Forced expression of BCL-3 prolonged the survival of activated T cells in culture, confirming that BCL-3 does have a function in the regulation of T-cell death. Subsequently, the authors compared the gene-expression patterns of activated T cells from BCL-3-deficient and wild-type mice, and found that BIM expression was slightly increased in Bcl3−/− T cells. BIM activation was also accelerated in the absence of BCL-3. Bauer et al. concluded that BCL-3 exerts its anti-apoptotic effect mostly, and possibly exclusively, by blocking BIM activation.

The authors conditioned activated T cells for autonomous survival by adding medium from lipopolysaccharide (LPS)-activated dendritic cells (DCs) during T-cell-receptor stimulation. They found that although the conditioned medium induced BCL-3 expression in the activated T cells, BCL-3 was not the sole mediator that promoted the survival of these cells. Because BCL-3 seemed to function by inhibiting BIM activation, could there be a BIM-independent pathway leading to activated-T-cell death?

Bauer et al. considered PUMA (p53-upregulated modulator of apoptosis), another BH3-only protein, to be a promising candidate because PUMA-deficient T cells survive longer in culture. Activated T cells from Puma−/− mice did show increased survival compared with wild-type T cells, although not to the same extent as Bim−/− mice. The survival of these cells, like those from Bim−/− mice, was also increased when they were activated in the presence of supernatant from LPS-stimulated DCs.

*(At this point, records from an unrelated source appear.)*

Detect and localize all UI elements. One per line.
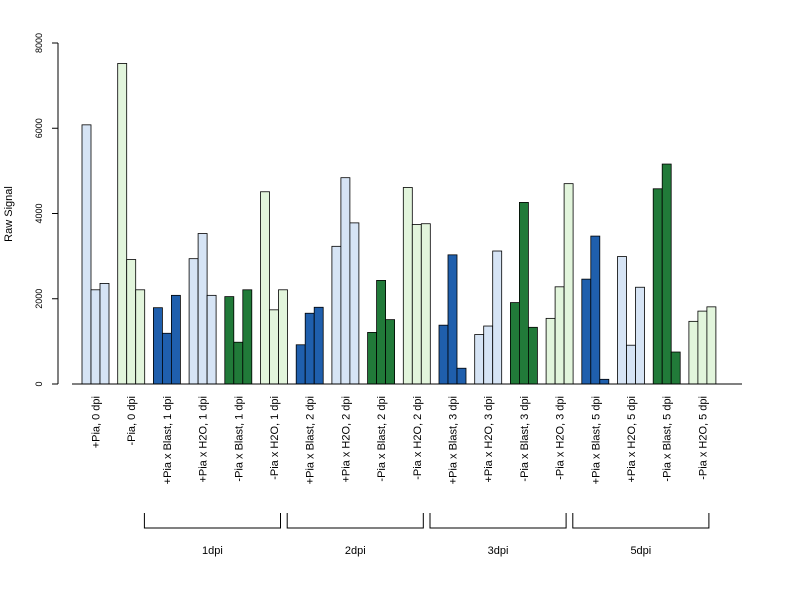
bar xyxy=(411,224,422,385)
bar xyxy=(661,163,672,385)
bar xyxy=(340,177,351,385)
bar xyxy=(652,188,663,385)
y-tick-label: 6000 xyxy=(34,118,44,138)
bar xyxy=(188,258,199,385)
bar xyxy=(233,341,244,385)
x-tick-label: +Pia x H2O, 3 dpi xyxy=(483,396,495,483)
x-tick-label: -Pia x Blast, 3 dpi xyxy=(519,396,531,482)
bar xyxy=(420,223,431,385)
bar xyxy=(626,344,636,385)
bar xyxy=(688,320,699,385)
groups-layer: 1dpi 2dpi 3dpi 5dpi xyxy=(143,513,710,557)
x-tick-label: +Pia x Blast, 2 dpi xyxy=(305,396,317,484)
group-bracket xyxy=(429,513,567,529)
bar xyxy=(81,124,92,385)
bar xyxy=(206,294,217,385)
bar xyxy=(519,202,529,385)
x-tick-label: +Pia x H2O, 1 dpi xyxy=(198,396,210,483)
bar xyxy=(99,283,110,385)
x-tick-label: -Pia, 0 dpi xyxy=(126,396,138,446)
bar xyxy=(635,286,645,385)
group-bracket xyxy=(572,513,710,529)
x-tick-label: +Pia x H2O, 2 dpi xyxy=(340,396,352,483)
x-tick-label: -Pia x Blast, 1 dpi xyxy=(233,396,245,482)
bar xyxy=(447,254,458,385)
bars-layer xyxy=(81,63,717,385)
x-tick-label: -Pia x H2O, 1 dpi xyxy=(269,396,281,480)
bar xyxy=(90,289,101,385)
bar xyxy=(313,306,324,385)
bar xyxy=(367,332,378,385)
bar xyxy=(456,367,467,385)
x-tick-label: -Pia x Blast, 5 dpi xyxy=(662,396,674,482)
bar xyxy=(590,235,601,385)
y-tick-label: 0 xyxy=(34,381,44,386)
x-tick-label: -Pia x H2O, 2 dpi xyxy=(412,396,424,480)
bar xyxy=(170,294,181,385)
bar xyxy=(242,289,253,385)
bar xyxy=(545,317,556,385)
bar xyxy=(474,334,485,385)
x-tick-label: +Pia x Blast, 1 dpi xyxy=(162,396,174,484)
x-tick-label: -Pia x H2O, 3 dpi xyxy=(555,396,567,480)
bar xyxy=(563,183,574,385)
bar xyxy=(224,296,235,385)
bar xyxy=(126,259,137,385)
bar xyxy=(197,233,208,385)
bar xyxy=(278,289,288,385)
labels-layer: +Pia, 0 dpi -Pia, 0 dpi +Pia x Blast, 1 dp… xyxy=(91,396,710,484)
bar xyxy=(260,191,270,385)
x-tick-label: +Pia x H2O, 5 dpi xyxy=(626,396,638,483)
axes-layer: Raw Signal 0 2000 4000 6000 8000 xyxy=(3,33,742,387)
group-label: 1dpi xyxy=(202,545,223,557)
bar xyxy=(304,312,315,385)
x-tick-label: -Pia x H2O, 5 dpi xyxy=(697,396,709,480)
bar xyxy=(483,325,494,385)
y-tick-label: 2000 xyxy=(34,289,44,309)
bar xyxy=(376,280,387,385)
bar xyxy=(697,310,708,385)
bar xyxy=(161,332,172,385)
group-label: 2dpi xyxy=(345,545,366,557)
bar xyxy=(152,307,163,385)
bar xyxy=(617,256,627,385)
bar xyxy=(599,378,610,385)
bar xyxy=(135,289,146,385)
x-tick-label: +Pia x Blast, 3 dpi xyxy=(448,396,460,484)
bar xyxy=(509,302,520,385)
y-axis-label: Raw Signal xyxy=(3,186,15,242)
group-label: 5dpi xyxy=(630,545,651,557)
bar xyxy=(528,326,538,385)
x-tick-label: -Pia x Blast, 2 dpi xyxy=(376,396,388,482)
bar xyxy=(554,286,565,385)
bar xyxy=(295,344,306,385)
bar xyxy=(670,351,681,385)
y-tick-label: 4000 xyxy=(34,203,44,223)
bar xyxy=(385,319,396,385)
bar xyxy=(349,222,360,385)
bar xyxy=(402,187,413,385)
bar xyxy=(331,245,342,385)
y-tick-label: 8000 xyxy=(34,33,44,53)
bar xyxy=(438,324,449,385)
group-bracket xyxy=(286,513,424,529)
bar xyxy=(117,63,128,385)
x-tick-label: +Pia, 0 dpi xyxy=(91,396,103,448)
group-bracket xyxy=(143,513,281,529)
x-tick-label: +Pia x Blast, 5 dpi xyxy=(590,396,602,484)
group-label: 3dpi xyxy=(488,545,509,557)
bar xyxy=(581,278,592,385)
bar xyxy=(269,309,279,385)
bar xyxy=(706,306,717,385)
bar xyxy=(492,250,503,385)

In an effort to identify candidate soluble factors in the medium from LPS-stimulated DCs, Bauer et al. tested individual cytokines for their ability to prime T cells for survival in the presence of mitogen. The cytokines interleukin-1 (IL-1), IL-7 and IL-15 effected this priming, even in the absence of BIM and PUMA. These findings prompted the authors to propose that a pathway(s) is activated during activated-T-cell apoptosis that can initiate the activation of BIM and PUMA, but that this pathway(s) can be inhibited by the presence of adjuvants.

These results have helped to clarify how BIM, PUMA and adjuvant-dependent stimuli interact in the activated-T-cell death pathway, and should have implications for T-cell homeostasis and autoimmunity.